When Greece’s debt crisis struck in 2009, George, owner of a jewellery shop outside Athens, found himself saddled with a new €100,000 loan just as his business turnover plummeted.
As the Greek financial sector collapsed, the loan was passed from bank to bank before ending up with a credit servicing company that refused his request to pay in more affordable instalments. The dispute went to court, where it remains today, stuck in a legal system overwhelmed by hundreds of thousands of similar cases.
While he waits, George’s debt has doubled because of unpaid interest.
“I have had a rope around my neck for 16 years. I’m trapped,” said George, who asked Reuters not to use his full name for fear it could complicate his situation. “I can’t take a new loan to pay the old one, to invest in my business, or even issue a credit card.”
MANY SMALL BUSINESSES CUT OFF FROM CREDIT
Greece has rebounded strongly from the crisis in recent years, and its growth now outstrips the EU average. However, a mountain of outstanding non-performing loans like George’s is quietly hampering a full recovery because would-be homeowners or businesses cannot borrow again until the old loans are settled, which could take years, eight borrowers and six government officials and experts said.
As a result, 1.5 million citizens, almost a quarter of the adult population, are still shut out of the banking system — nearly half of whom are small business owners — according to data from the government and service companies.

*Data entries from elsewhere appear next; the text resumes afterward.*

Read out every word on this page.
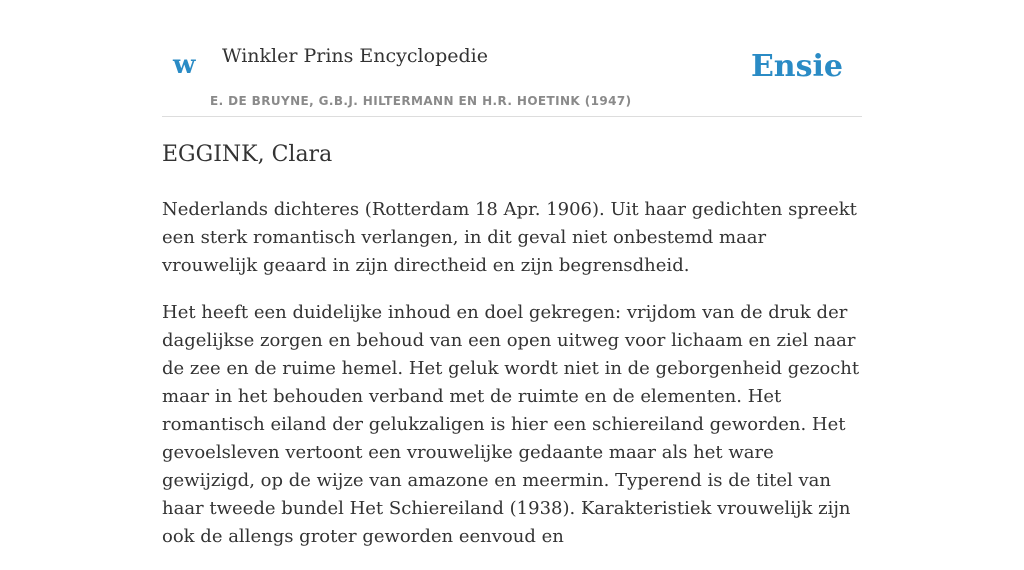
w Winkler Prins Encyclopedie
E. DE BRUYNE, G.B.J. HILTERMANN EN H.R. HOETINK (1947)
Ensie
EGGINK, Clara

Nederlands dichteres (Rotterdam 18 Apr. 1906). Uit haar gedichten spreekt een sterk romantisch verlangen, in dit geval niet onbestemd maar vrouwelijk geaard in zijn directheid en zijn begrensdheid.

Het heeft een duidelijke inhoud en doel gekregen: vrijdom van de druk der dagelijkse zorgen en behoud van een open uitweg voor lichaam en ziel naar de zee en de ruime hemel. Het geluk wordt niet in de geborgenheid gezocht maar in het behouden verband met de ruimte en de elementen. Het romantisch eiland der gelukzaligen is hier een schiereiland geworden. Het gevoelsleven vertoont een vrouwelijke gedaante maar als het ware gewijzigd, op de wijze van amazone en meermin. Typerend is de titel van haar tweede bundel Het Schiereiland (1938). Karakteristiek vrouwelijk zijn ook de allengs groter geworden eenvoud en
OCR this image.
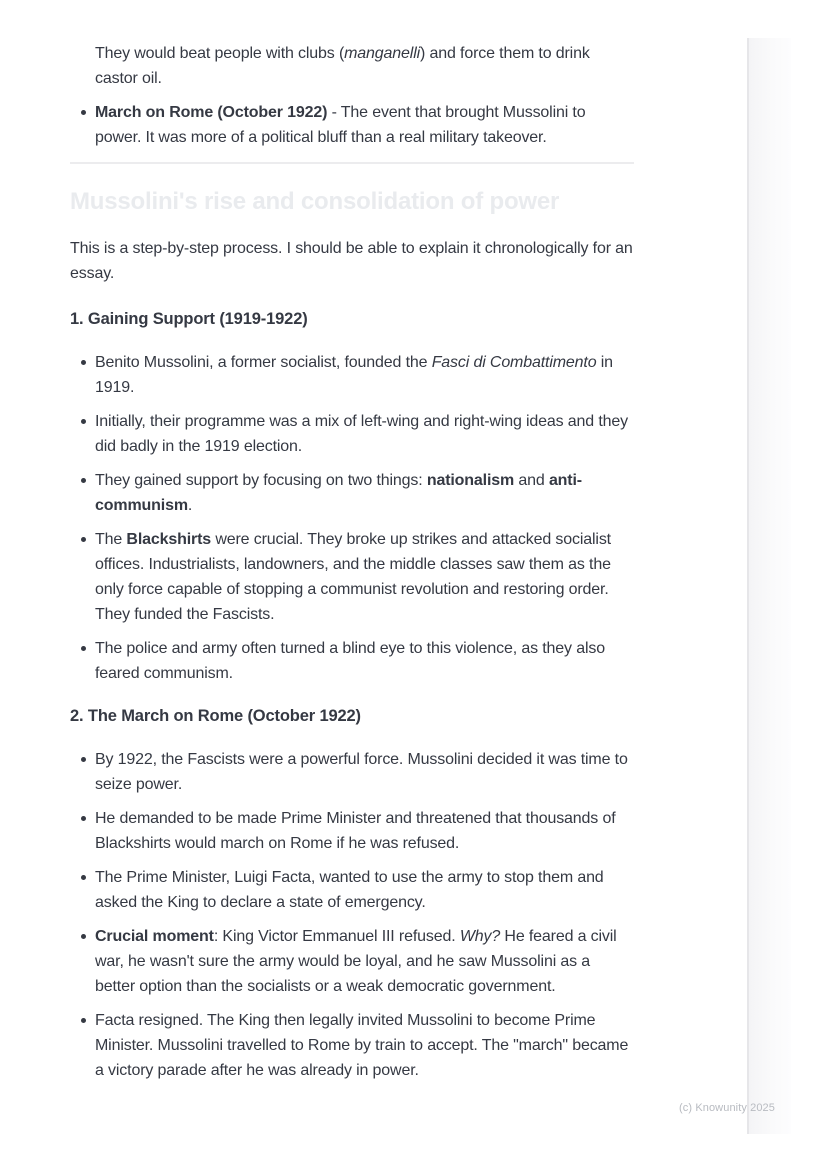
They would beat people with clubs (manganelli) and force them to drink castor oil.
March on Rome (October 1922) - The event that brought Mussolini to power. It was more of a political bluff than a real military takeover.
Mussolini's rise and consolidation of power

This is a step-by-step process. I should be able to explain it chronologically for an essay.

1. Gaining Support (1919-1922)
Benito Mussolini, a former socialist, founded the Fasci di Combattimento in 1919.
Initially, their programme was a mix of left-wing and right-wing ideas and they did badly in the 1919 election.
They gained support by focusing on two things: nationalism and anti-communism.
The Blackshirts were crucial. They broke up strikes and attacked socialist offices. Industrialists, landowners, and the middle classes saw them as the only force capable of stopping a communist revolution and restoring order. They funded the Fascists.
The police and army often turned a blind eye to this violence, as they also feared communism.
2. The March on Rome (October 1922)
By 1922, the Fascists were a powerful force. Mussolini decided it was time to seize power.
He demanded to be made Prime Minister and threatened that thousands of Blackshirts would march on Rome if he was refused.
The Prime Minister, Luigi Facta, wanted to use the army to stop them and asked the King to declare a state of emergency.
Crucial moment: King Victor Emmanuel III refused. Why? He feared a civil war, he wasn't sure the army would be loyal, and he saw Mussolini as a better option than the socialists or a weak democratic government.
Facta resigned. The King then legally invited Mussolini to become Prime Minister. Mussolini travelled to Rome by train to accept. The "march" became a victory parade after he was already in power.
(c) Knowunity 2025
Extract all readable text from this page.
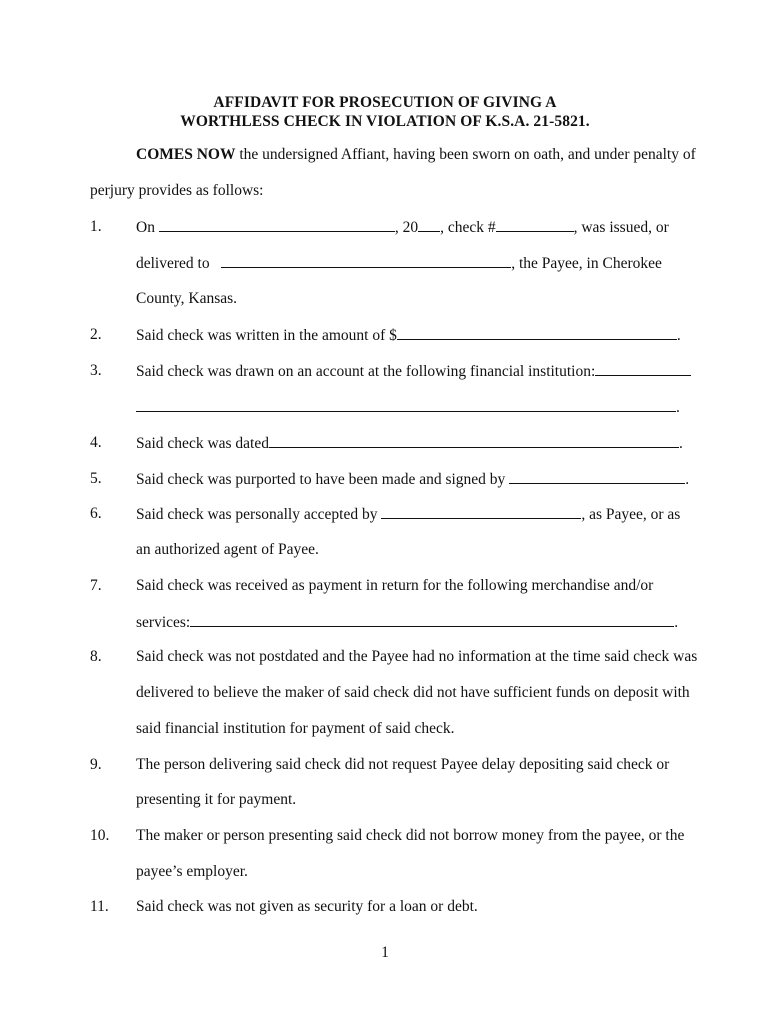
AFFIDAVIT FOR PROSECUTION OF GIVING A
WORTHLESS CHECK IN VIOLATION OF K.S.A. 21-5821.
COMES NOW the undersigned Affiant, having been sworn on oath, and under penalty of
perjury provides as follows:
1. On	, 20 , check #	, was issued, or
delivered to	, the Payee, in Cherokee
County, Kansas.
2. Said check was written in the amount of $	.
3. Said check was drawn on an account at the following financial institution:
.
4. Said check was dated	.
5. Said check was purported to have been made and signed by	.
6. Said check was personally accepted by	, as Payee, or as
an authorized agent of Payee.
7. Said check was received as payment in return for the following merchandise and/or
services:	.
8. Said check was not postdated and the Payee had no information at the time said check was
delivered to believe the maker of said check did not have sufficient funds on deposit with
said financial institution for payment of said check.
9. The person delivering said check did not request Payee delay depositing said check or
presenting it for payment.
10. The maker or person presenting said check did not borrow money from the payee, or the
payee’s employer.
11. Said check was not given as security for a loan or debt.
1
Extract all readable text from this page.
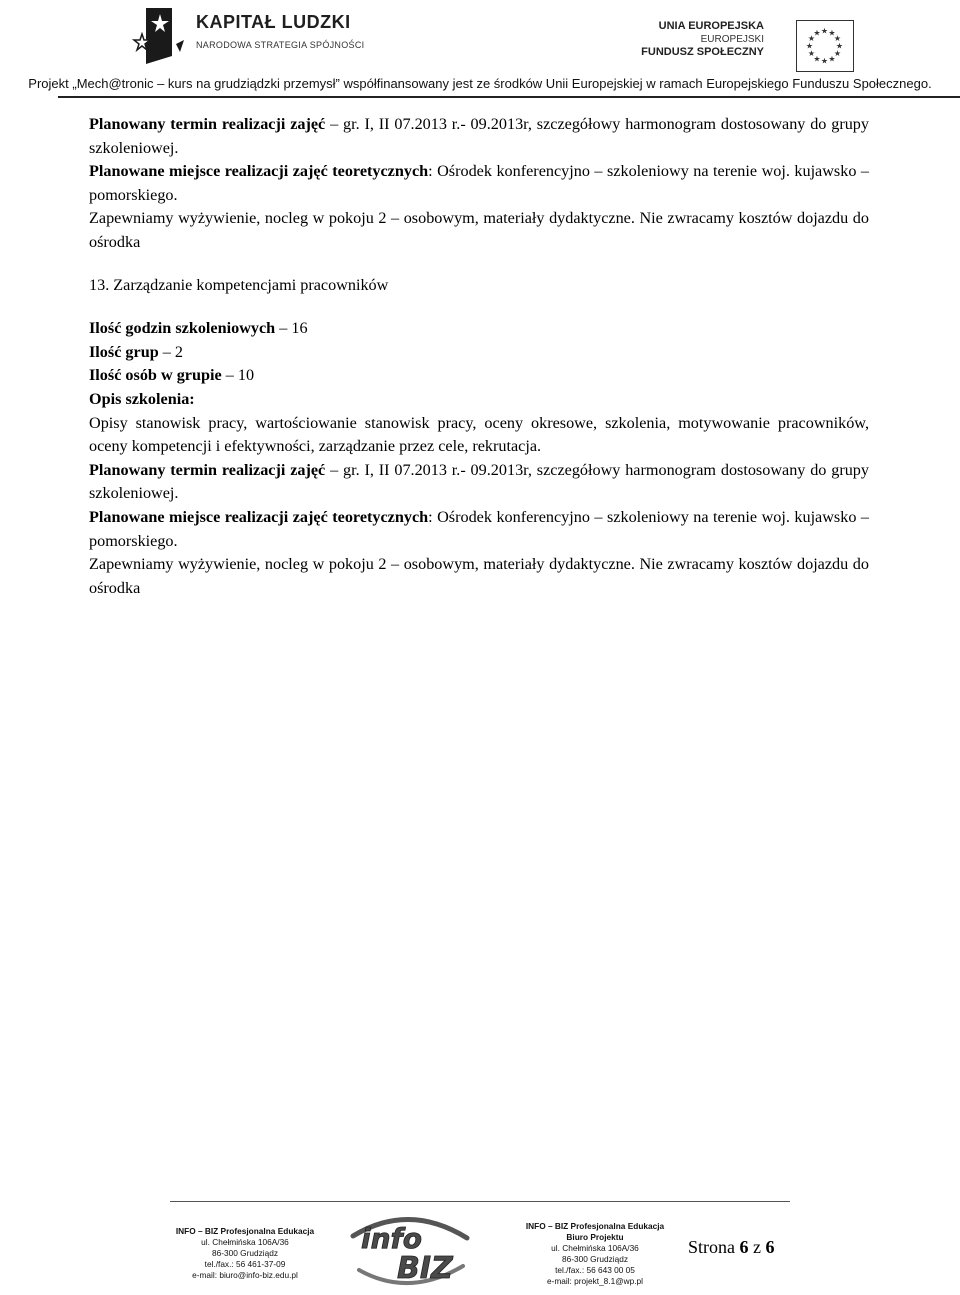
KAPITAŁ LUDZKI
NARODOWA STRATEGIA SPÓJNOŚCI
UNIA EUROPEJSKA
EUROPEJSKI
FUNDUSZ SPOŁECZNY
★ ★
★
★
★
★
★
★
★
★
★
★
Projekt „Mech@tronic – kurs na grudziądzki przemysł” współfinansowany jest ze środków Unii Europejskiej w ramach Europejskiego Funduszu Społecznego.

Planowany termin realizacji zajęć – gr. I, II 07.2013 r.- 09.2013r, szczegółowy harmonogram dostosowany do grupy szkoleniowej.

Planowane miejsce realizacji zajęć teoretycznych: Ośrodek konferencyjno – szkoleniowy na terenie woj. kujawsko – pomorskiego.

Zapewniamy wyżywienie, nocleg w pokoju 2 – osobowym, materiały dydaktyczne. Nie zwracamy kosztów dojazdu do ośrodka

13. Zarządzanie kompetencjami pracowników

Ilość godzin szkoleniowych – 16

Ilość grup – 2

Ilość osób w grupie – 10

Opis szkolenia:

Opisy stanowisk pracy, wartościowanie stanowisk pracy, oceny okresowe, szkolenia, motywowanie pracowników, oceny kompetencji i efektywności, zarządzanie przez cele, rekrutacja.

Planowany termin realizacji zajęć – gr. I, II 07.2013 r.- 09.2013r, szczegółowy harmonogram dostosowany do grupy szkoleniowej.

Planowane miejsce realizacji zajęć teoretycznych: Ośrodek konferencyjno – szkoleniowy na terenie woj. kujawsko – pomorskiego.

Zapewniamy wyżywienie, nocleg w pokoju 2 – osobowym, materiały dydaktyczne. Nie zwracamy kosztów dojazdu do ośrodka

INFO – BIZ Profesjonalna Edukacja
ul. Chełmińska 106A/36
86-300 Grudziądz
tel./fax.: 56 461-37-09
e-mail: biuro@info-biz.edu.pl
info
BIZ
INFO – BIZ Profesjonalna Edukacja
Biuro Projektu
ul. Chełmińska 106A/36
86-300 Grudziądz
tel./fax.: 56 643 00 05
e-mail: projekt_8.1@wp.pl
Strona 6 z 6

Some €75 billion, almost one-third of the country’s GDP, is blocked due to legal disputes or delays in settlements by the servicers.
“An economy cannot grow sustainably if such a large part of society has no access to financing, investment instruments, business loans or credit cards,” said Nana Papadogeorgaki, a lawyer who represents dozens of small business owners.
The justice ministry told Reuters that a recent reform of the civil code and the hiring of 1,000 more judges has cut processing times significantly. It said that cases now take 315 days on average to resolve, down from 1,200 days two years ago. Such outstanding loans are expected to be settled by 2028, it said.
But the officials and experts say that it will take at least five years before the service companies settle the loans.
“There are still huge delays – not 700 days but many more, in some cases it may reach up to 1,000 days,” Papadogeorgaki said. There are cases that will be examined in the courts in 2035, she said.
HOW LOANS GOT STUCK IN THE COURTS
In 2015, Greece, under pressure from international lenders, created a legal framework allowing banks to transfer more than 90% of their bad loans, or €110 billion, to specialized credit servicing companies.
However, the bad loan market did not start functioning for five years, due in part to administrative delays. The service companies that restructure loans and liquidate real estate collateral became a target of popular anger amid a period of austerity.
The vast majority of the borrowers used real estate assets as collateral, mostly primary residences protected by law. With the risk of losing their homes, many resorted to the courts.
“This is one of the biggest problems for the quick settlement of bad loans,” says Theoni Alambasi, general secretary of private debt in the finance ministry.
International institutions such as the IMF and EU, which bailed out Greece during the crisis, have repeatedly criticized the country over the delays. In an interview in March, an IMF official said that reforms were needed.
The servicers say the system is at fault.
“When the servicers’ activity is heavily dependent on legal processes and often inconsistent and conflicting rulings, the result is significantly impacted,” the Hellenic Loan Servicers Association, which includes companies such as Do Value and Intrum, told Reuters.
Meanwhile, business owners are struggling.
“We will die without ever repaying our debts,” said a small hotel owner on the island of Crete who took a loan of about €1.2 million early in the 2000s.
“The servicer is asking us to pay €2 million in the next two years. We can’t even replace an old air-conditioner.”